The guilty pleasure of watching celebrities lose it
In 2007 Britney Spears stopped wearing panties. Paparazzi lost their minds with excitement, taking picture after picture of her cruising around Santa Monica, stepping out of cars fully exposed. Her expression revealed the smug satisfaction of someone who’s gained the upper hand over an imagined opponent.
And it turned out that was just the beginning. Soon to follow, she attacked a photographer with an umbrella. Snap, snap, snap went the cameras.
Paparazzi, in their most feverish dreams, couldn’t have imagined the horrifyingly glorious climax. Britney, in a now fully unrecognisable state, shaved her head with a huge grin on her face, eyes sparkling with madness. Soon we were watching her smash the windows of an SUV with a bat.
Snap, snap, snap, snap, snap.
All this was black comedy for much of the public. I was laughing along with everyone else. I devoured the pictures, the clips on YouTube, the articles in People. As a lifelong depression sufferer, I watched through the lens of someone desperate to be less sick than someone else. All my years of numbness, pain, and lost productivity had nourished a cruel streak. A blackness had taken hold.

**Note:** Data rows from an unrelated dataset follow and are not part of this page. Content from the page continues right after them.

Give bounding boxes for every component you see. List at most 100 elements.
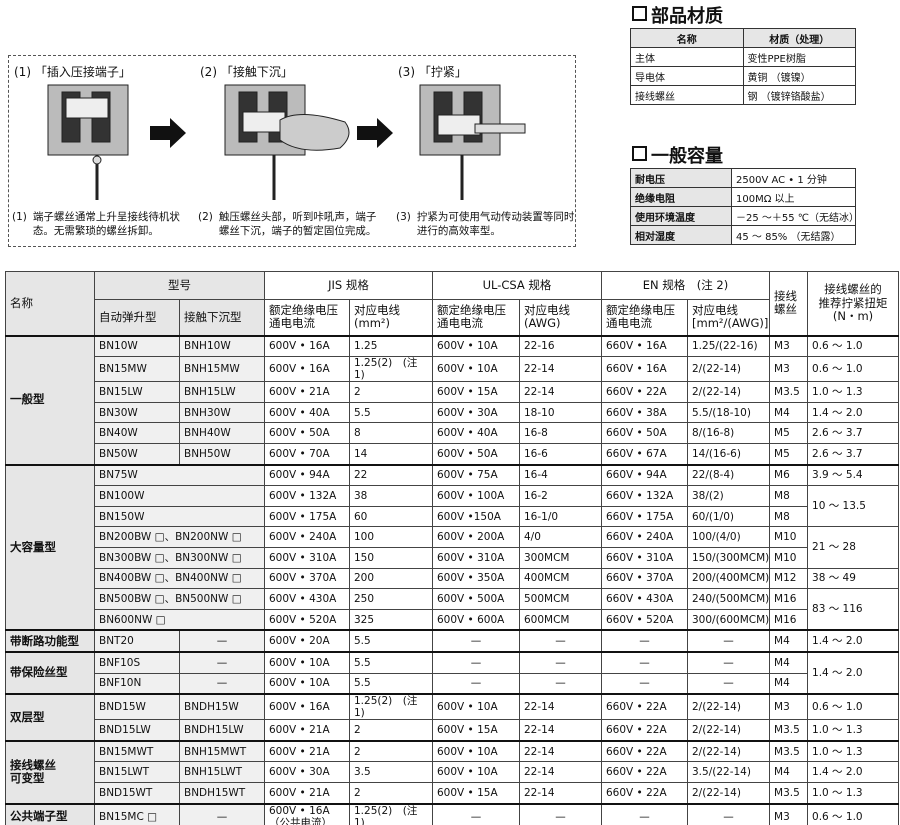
cell: BN10W <box>94 334 180 358</box>
cell: 600V • 500A <box>432 588 520 610</box>
row: BN500BW □、BN500NW □ 600V • 430A 250 600V • … <box>6 588 900 631</box>
step-title: (3) 「拧紧」 <box>398 63 467 80</box>
cell: M8 <box>769 485 809 507</box>
row: BN400BW □、BN400NW □ 600V • 370A 200 600V • … <box>6 567 900 590</box>
header-cell: JIS 规格 <box>264 271 433 300</box>
cell: — <box>179 672 265 695</box>
cell: 38/(2) <box>686 485 771 507</box>
row: BN300BW □、BN300NW □ 600V • 310A 150 600V • … <box>6 546 899 569</box>
cell: 钢 （镀锌铬酸盐） <box>742 85 856 105</box>
step-desc-text: 拧紧为可使用气动传动装置等同时进行的高效率型。 <box>416 211 575 237</box>
cell: M4 <box>769 761 809 784</box>
cell: 22-16 <box>519 334 602 358</box>
row: BN50W BNH50W 600V • 70A 14 600V • 50A 16-6 660… <box>6 442 900 466</box>
header-cell: 材质（处理） <box>742 28 856 48</box>
row: 一般型 BN10W BNH10W 600V • 16A 1.25 600V • 10A 22… <box>5 334 900 466</box>
cell: 600V • 600A <box>432 608 520 631</box>
header-cell: 自动弹升型 <box>94 299 180 336</box>
cell: 600V • 100A <box>432 485 520 507</box>
cell: 耐电压 <box>630 168 732 188</box>
cell: BN15MWT <box>94 739 180 763</box>
cell: 16-6 <box>519 442 602 466</box>
header-cell: 接触下沉型 <box>179 299 265 336</box>
cell: 使用环境温度 <box>630 206 732 226</box>
header-cell: EN 规格 (注 2) <box>600 271 771 300</box>
cell: M4 <box>769 672 809 695</box>
cell: — <box>601 672 688 695</box>
cell: — <box>432 629 520 653</box>
cell: 21 ～ 28 <box>807 526 900 569</box>
cell: 100MΩ 以上 <box>731 187 856 207</box>
cell: — <box>686 672 771 695</box>
cell: BNH15MWT <box>179 739 265 763</box>
header-row: 名称 材质（处理） <box>630 28 856 48</box>
cell: 660V • 240A <box>601 526 688 548</box>
cell: 2/(22-14) <box>686 782 771 805</box>
cell: M4 <box>769 650 809 674</box>
row: 导电体 黄铜 （镀镍） <box>630 66 856 86</box>
row: 带保险丝型 BNF10S —600V • 10A 5.5— — — — M4 1.4 ～ 2.0 <box>5 650 900 695</box>
cell: 5.5 <box>349 629 433 653</box>
cell: 600V • 21A <box>264 381 350 403</box>
cell: 660V • 50A <box>601 422 688 444</box>
cell: 22/(8-4) <box>686 463 771 487</box>
cell: 600V • 21A <box>264 719 350 742</box>
cell: 10 ～ 13.5 <box>807 485 900 528</box>
header-cell: 对应电线 [mm²/(AWG)] <box>686 299 771 336</box>
cell: 660V • 38A <box>601 401 688 424</box>
cell: 4/0 <box>519 526 602 548</box>
cell: 0.6 ～ 1.0 <box>807 334 900 358</box>
cell: 2 <box>349 739 433 763</box>
cell: M3 <box>769 334 809 358</box>
cell: 660V • 16A <box>601 334 688 358</box>
cell: 0.6 ～ 1.0 <box>807 693 900 721</box>
cell: 0.6 ～ 1.0 <box>807 802 900 825</box>
cell: BND15W <box>94 693 180 721</box>
header-row: 自动弹升型 接触下沉型 额定绝缘电压 通电电流 对应电线 (mm²) 额定绝缘电压 通电… <box>6 299 899 336</box>
cell: BNH40W <box>179 422 265 444</box>
cell: BNF10S <box>94 650 180 674</box>
cell: 600V •150A <box>432 505 520 528</box>
cell: 660V • 430A <box>601 588 688 610</box>
cell: 0.6 ～ 1.0 <box>807 356 900 383</box>
cell: 1.4 ～ 2.0 <box>807 629 900 653</box>
cell: M16 <box>769 588 809 610</box>
cell: 600V • 10A <box>264 650 350 674</box>
cell: BNH15MW <box>179 356 265 383</box>
cell: 1.25(2) (注1) <box>349 356 433 383</box>
cell: 600V • 70A <box>264 442 350 466</box>
row: 相对湿度 45 ～ 85% （无结露） <box>630 225 856 245</box>
cell: 600V • 10A <box>264 672 350 695</box>
cell: 45 ～ 85% （无结露） <box>731 225 856 245</box>
step-desc: (2) 触压螺丝头部，听到咔吼声，端子螺丝下沉，端子的暂定固位完成。 <box>198 210 378 238</box>
cell: M3.5 <box>769 739 809 763</box>
cell: BN15LWT <box>94 761 180 784</box>
cell: 相对湿度 <box>630 225 732 245</box>
cell: BN600NW □ <box>94 608 265 631</box>
cell: 83 ～ 116 <box>807 588 900 631</box>
terminal-3 <box>419 84 526 200</box>
cell: BNDH15WT <box>179 782 265 805</box>
capacity-title-text: 一般容量 <box>651 146 723 167</box>
cell: 38 <box>349 485 433 507</box>
cell: 600V • 132A <box>264 485 350 507</box>
cell: 14 <box>349 442 433 466</box>
cell: — <box>601 650 688 674</box>
cell: M3 <box>769 802 809 825</box>
cell: －25 ～＋55 ℃（无结冰） <box>731 206 859 226</box>
cell: BNT20 <box>94 629 180 653</box>
cell: — <box>601 629 688 653</box>
cell: BN50W <box>94 442 180 466</box>
row: 耐电压 2500V AC • 1 分钟 <box>630 168 856 188</box>
cell: 600V • 50A <box>264 422 350 444</box>
cell: — <box>519 802 602 825</box>
cell: BN500BW □、BN500NW □ <box>94 588 265 610</box>
cell: 660V • 370A <box>601 567 688 590</box>
cell: M3 <box>769 693 809 721</box>
cell: 38 ～ 49 <box>807 567 900 590</box>
cell: 22-14 <box>519 761 602 784</box>
cell: 1.0 ～ 1.3 <box>807 782 900 805</box>
header-row: 名称 型号 JIS 规格 UL-CSA 规格 EN 规格 (注 2) 接线 螺丝 接线螺丝的… <box>5 271 900 336</box>
cell: 1.0 ～ 1.3 <box>807 739 900 763</box>
cell: 660V • 22A <box>601 381 688 403</box>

‘Hold up, pictures of her vagina! LOL!’
Twelve years later, we still poke fun when celebrities start acting crazy. The Kanye West episode in the Oval Office is perhaps the purest example. What’s changed isn’t the compulsive coverage, endless speculation and jeering. But I have. My depressive illness, chronic and always waiting in the wings; once a source of darkness is now an excess of compassion. I’ve watched a family member almost lose her life to bipolar illness.
When I saw the crush of cameras filming Kanye ranting and raving to the President, tears streamed down my face. A protective instinct, just as strong as the one I feel towards my own loved ones, surfaced with vengeance. I saw an ill person being sacrificed to the wolves.
As we move collectively as a society towards more understanding of mental illness, it’s important to find ways to measure that movement. The Kanye episode was a discouraging data point. But in the aftermath I’m seeing some wonderful things happening. Kanye’s interview with David Letterman marks a watershed moment.
And we’ll keep doing better if we keep talking. And that, my friends, is why I’m here.